INCYBER 2024, l’Europe sous le signe de l’IA

 

 

 

 

 

 

 

 

 

L’édition européenne 2024 du Forum InCyber s’est tenue à Lille du 26 au 28 mars, avec pour thème « Ready for AI ? Réinventer la cybersécurité à l’ère de l’IA ». Avec plus de 20 000 visiteurs pour la seule première journée, cette édition consacrée aux bouleversements engendrés par l’intelligence artificielle et la croissance exponentielle des données numériques sur la cybersécurité a confirmé son succès ainsi que le nouvel ancrage de la cybersécurité dans la société. Elle a aussi confirmé le dynamisme du secteur, et en particulier de l’écosystème français. A la veille d’élections européennes cruciales, Thierry Breton dresse un bilan rétrospectif de son action depuis 5 ans et se montre confiant sur une Europe résolument tournée vers l’innovation avec l’IA.

A l’occasion de la conférence plénière, Thierry Breton nous rappelle que l’espace cyber européen est un espace contesté et qu’il faut le défendre au même titre que nos espaces aérien, maritime et spatial . En 2019, l’enjeu était d’abord de bâtir un espace informationnel unique car les disparités des législations restaient grandes entre les 27.  Ce fut l’objet de plusieurs actes législatifs : le DMA (sur les marchés numériques) visant à préserver la souveraineté européenne et limiter la domination des GAFAM et des grands acteurs du numérique ; puis le DSA (règlement sur les services numériques) pour lutter contre les contenus illégaux, haineux et la désinformation. Dans un deuxième temps, il fallait aussi favoriser l’émergence d’une économie de la donnée avec le Data Act, en encourageant l’innovation tout en régulant l’usage de l’IA : c’est l’AI Act, grâce auquel certaines applications sont interdites à l’IA, notamment l’utilisation des données personnelles (comme le social scoring pratiqué en Chine). Parce qu’il faut enfin détecter, prévenir et décourager les menaces cyber, la directive NIS (sur la sécurité des réseaux et de l’information), bientôt suivie d’une NIS 2, vise à établir une coopération accrue entre Etats.

Plus la surface d’attaque est grande et plus le risque est diffus. L’IOT (Internet des objets) met au défi la résilience de nos systèmes.

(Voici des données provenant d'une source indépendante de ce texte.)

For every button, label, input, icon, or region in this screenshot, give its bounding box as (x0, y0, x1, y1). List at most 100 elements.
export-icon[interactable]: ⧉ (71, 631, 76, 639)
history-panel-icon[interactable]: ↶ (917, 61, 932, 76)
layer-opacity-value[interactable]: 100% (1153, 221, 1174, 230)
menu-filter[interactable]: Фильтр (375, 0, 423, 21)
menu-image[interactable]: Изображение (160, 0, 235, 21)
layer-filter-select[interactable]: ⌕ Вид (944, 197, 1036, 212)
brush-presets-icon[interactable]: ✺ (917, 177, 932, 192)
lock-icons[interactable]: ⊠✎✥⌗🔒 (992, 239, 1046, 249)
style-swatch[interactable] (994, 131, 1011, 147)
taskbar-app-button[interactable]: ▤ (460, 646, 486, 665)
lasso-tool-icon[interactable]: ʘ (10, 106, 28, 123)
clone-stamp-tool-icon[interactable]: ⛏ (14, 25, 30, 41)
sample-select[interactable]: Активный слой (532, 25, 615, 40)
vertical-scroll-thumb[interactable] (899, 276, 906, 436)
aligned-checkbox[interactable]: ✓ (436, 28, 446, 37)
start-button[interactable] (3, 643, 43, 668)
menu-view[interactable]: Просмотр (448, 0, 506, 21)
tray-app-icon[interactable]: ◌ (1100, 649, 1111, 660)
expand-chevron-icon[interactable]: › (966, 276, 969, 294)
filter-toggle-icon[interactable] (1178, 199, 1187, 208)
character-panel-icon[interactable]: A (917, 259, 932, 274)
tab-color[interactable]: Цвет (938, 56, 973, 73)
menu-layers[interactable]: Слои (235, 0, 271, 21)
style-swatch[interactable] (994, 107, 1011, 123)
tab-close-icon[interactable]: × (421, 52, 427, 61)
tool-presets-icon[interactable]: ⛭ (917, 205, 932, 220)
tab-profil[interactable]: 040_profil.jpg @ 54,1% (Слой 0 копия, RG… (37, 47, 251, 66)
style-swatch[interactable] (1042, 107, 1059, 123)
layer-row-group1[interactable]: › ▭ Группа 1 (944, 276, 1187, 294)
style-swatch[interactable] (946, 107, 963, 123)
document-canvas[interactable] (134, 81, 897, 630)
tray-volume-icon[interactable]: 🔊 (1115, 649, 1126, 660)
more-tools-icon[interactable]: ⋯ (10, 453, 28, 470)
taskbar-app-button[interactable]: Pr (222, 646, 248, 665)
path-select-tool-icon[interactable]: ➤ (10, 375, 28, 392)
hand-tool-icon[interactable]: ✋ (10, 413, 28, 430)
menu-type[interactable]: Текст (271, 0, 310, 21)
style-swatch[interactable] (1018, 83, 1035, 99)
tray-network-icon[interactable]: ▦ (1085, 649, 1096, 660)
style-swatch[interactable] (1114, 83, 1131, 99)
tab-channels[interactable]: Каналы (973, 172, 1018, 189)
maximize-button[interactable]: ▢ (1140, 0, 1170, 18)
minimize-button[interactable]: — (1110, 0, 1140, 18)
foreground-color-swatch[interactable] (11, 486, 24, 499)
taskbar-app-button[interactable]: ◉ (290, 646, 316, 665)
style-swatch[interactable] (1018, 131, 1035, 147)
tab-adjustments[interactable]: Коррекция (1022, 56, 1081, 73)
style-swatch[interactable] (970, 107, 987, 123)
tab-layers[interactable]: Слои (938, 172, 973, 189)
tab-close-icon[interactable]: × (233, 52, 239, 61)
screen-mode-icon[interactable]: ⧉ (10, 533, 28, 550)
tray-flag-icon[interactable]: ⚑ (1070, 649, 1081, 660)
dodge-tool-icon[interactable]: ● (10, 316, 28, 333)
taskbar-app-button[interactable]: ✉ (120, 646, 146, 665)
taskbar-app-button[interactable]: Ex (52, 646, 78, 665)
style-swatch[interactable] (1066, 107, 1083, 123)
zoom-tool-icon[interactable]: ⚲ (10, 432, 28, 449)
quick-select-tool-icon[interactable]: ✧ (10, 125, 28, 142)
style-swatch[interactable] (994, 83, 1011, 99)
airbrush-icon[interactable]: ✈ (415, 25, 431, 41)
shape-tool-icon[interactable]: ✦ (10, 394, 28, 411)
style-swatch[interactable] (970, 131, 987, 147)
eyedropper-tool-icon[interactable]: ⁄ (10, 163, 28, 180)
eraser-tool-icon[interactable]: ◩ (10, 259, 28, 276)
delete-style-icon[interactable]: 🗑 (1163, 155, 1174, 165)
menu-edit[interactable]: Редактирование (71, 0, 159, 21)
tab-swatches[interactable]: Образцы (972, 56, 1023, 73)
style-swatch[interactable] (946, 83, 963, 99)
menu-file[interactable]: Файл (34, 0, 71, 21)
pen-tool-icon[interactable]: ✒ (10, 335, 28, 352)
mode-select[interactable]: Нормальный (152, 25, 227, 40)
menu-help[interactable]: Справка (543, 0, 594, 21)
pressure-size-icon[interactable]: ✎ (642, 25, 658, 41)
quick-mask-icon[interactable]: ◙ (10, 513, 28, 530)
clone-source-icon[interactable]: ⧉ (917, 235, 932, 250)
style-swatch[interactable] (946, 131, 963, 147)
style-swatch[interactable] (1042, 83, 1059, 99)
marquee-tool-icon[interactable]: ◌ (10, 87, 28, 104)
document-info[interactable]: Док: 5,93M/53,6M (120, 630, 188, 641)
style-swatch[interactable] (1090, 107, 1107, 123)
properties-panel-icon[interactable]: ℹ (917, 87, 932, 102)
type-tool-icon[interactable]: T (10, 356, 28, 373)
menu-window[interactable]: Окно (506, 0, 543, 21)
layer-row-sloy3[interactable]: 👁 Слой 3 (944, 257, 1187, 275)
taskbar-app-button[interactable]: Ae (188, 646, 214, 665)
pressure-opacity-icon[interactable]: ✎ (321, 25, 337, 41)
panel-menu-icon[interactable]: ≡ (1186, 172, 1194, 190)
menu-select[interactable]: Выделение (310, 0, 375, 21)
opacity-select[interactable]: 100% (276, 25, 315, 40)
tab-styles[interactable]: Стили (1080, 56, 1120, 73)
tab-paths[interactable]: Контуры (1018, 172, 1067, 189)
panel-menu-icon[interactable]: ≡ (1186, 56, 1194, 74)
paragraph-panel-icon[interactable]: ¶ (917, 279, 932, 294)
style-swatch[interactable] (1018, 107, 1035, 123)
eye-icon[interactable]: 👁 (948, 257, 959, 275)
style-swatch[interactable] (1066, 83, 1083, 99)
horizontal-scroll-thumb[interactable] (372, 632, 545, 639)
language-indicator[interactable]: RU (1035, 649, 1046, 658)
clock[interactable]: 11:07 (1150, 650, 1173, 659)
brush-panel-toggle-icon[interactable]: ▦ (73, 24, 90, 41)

C’est l’objet du CRA (Cyber Résilience Act) qui entend imposer des exigences à certains produits digitaux, tout particulièrement aux objets connectés qui peuvent constituer une porte dérobée pour nos systèmes d’information. Dans la lutte contre les menaces, les textes ne suffisent pas. L’implémentation exige aussi de couvrir le dernier kilomètre avec des moyens, un système de gouvernance et une défense qui pour être efficace se doit d’être en profondeur. Elle implique donc une collaboration renforcée entre le Etats Membres et les CERT / CSIRT (centres de sécurité) nationaux. L’objectif est de couvrir l’Europe de SOC (Security Operation Centers). Trois POC (Proof of concept) sont déjà en cours d’expérimentation. Il faut aussi augmenter le maillage pour créer un véritable cyber-dôme (ou cyber-shield) disposant d’une réserve active de spécialistes mobilisables et une capacité de détection des menaces en amont. C’est tout l’enjeu de l’IA dans l’automatisation du traitement des incidents et le déclenchement de contre-mesures[1] ou d’actions de remédiation. Voilà le domaine que couvrira NIS2.

L’acte d’implémentation (implementing Act) de NIS 2 repose sur une architecture multi-tiers constituée de plusieurs lignes de défense. Les secteurs industriels ou vitaux particulièrement exposés, les activités essentielles objet de l’annexe 1 ou importantes en annexe 2, les opérateurs de services et les CERT/ CSIRT enfin l’ENISA en tête de réseau. La transposition de la directive NIS2 est prévue avant le 17 octobre 2024 pour une entrée en vigueur au 1er janvier 2025. En renforçant le maillage territorial et le reporting auprès des centres  nationaux,  NIS2 cible d’abord les opérations transfrontières, en permettant une meilleure détection en amont et une anticipation plus efficace des menaces cyber.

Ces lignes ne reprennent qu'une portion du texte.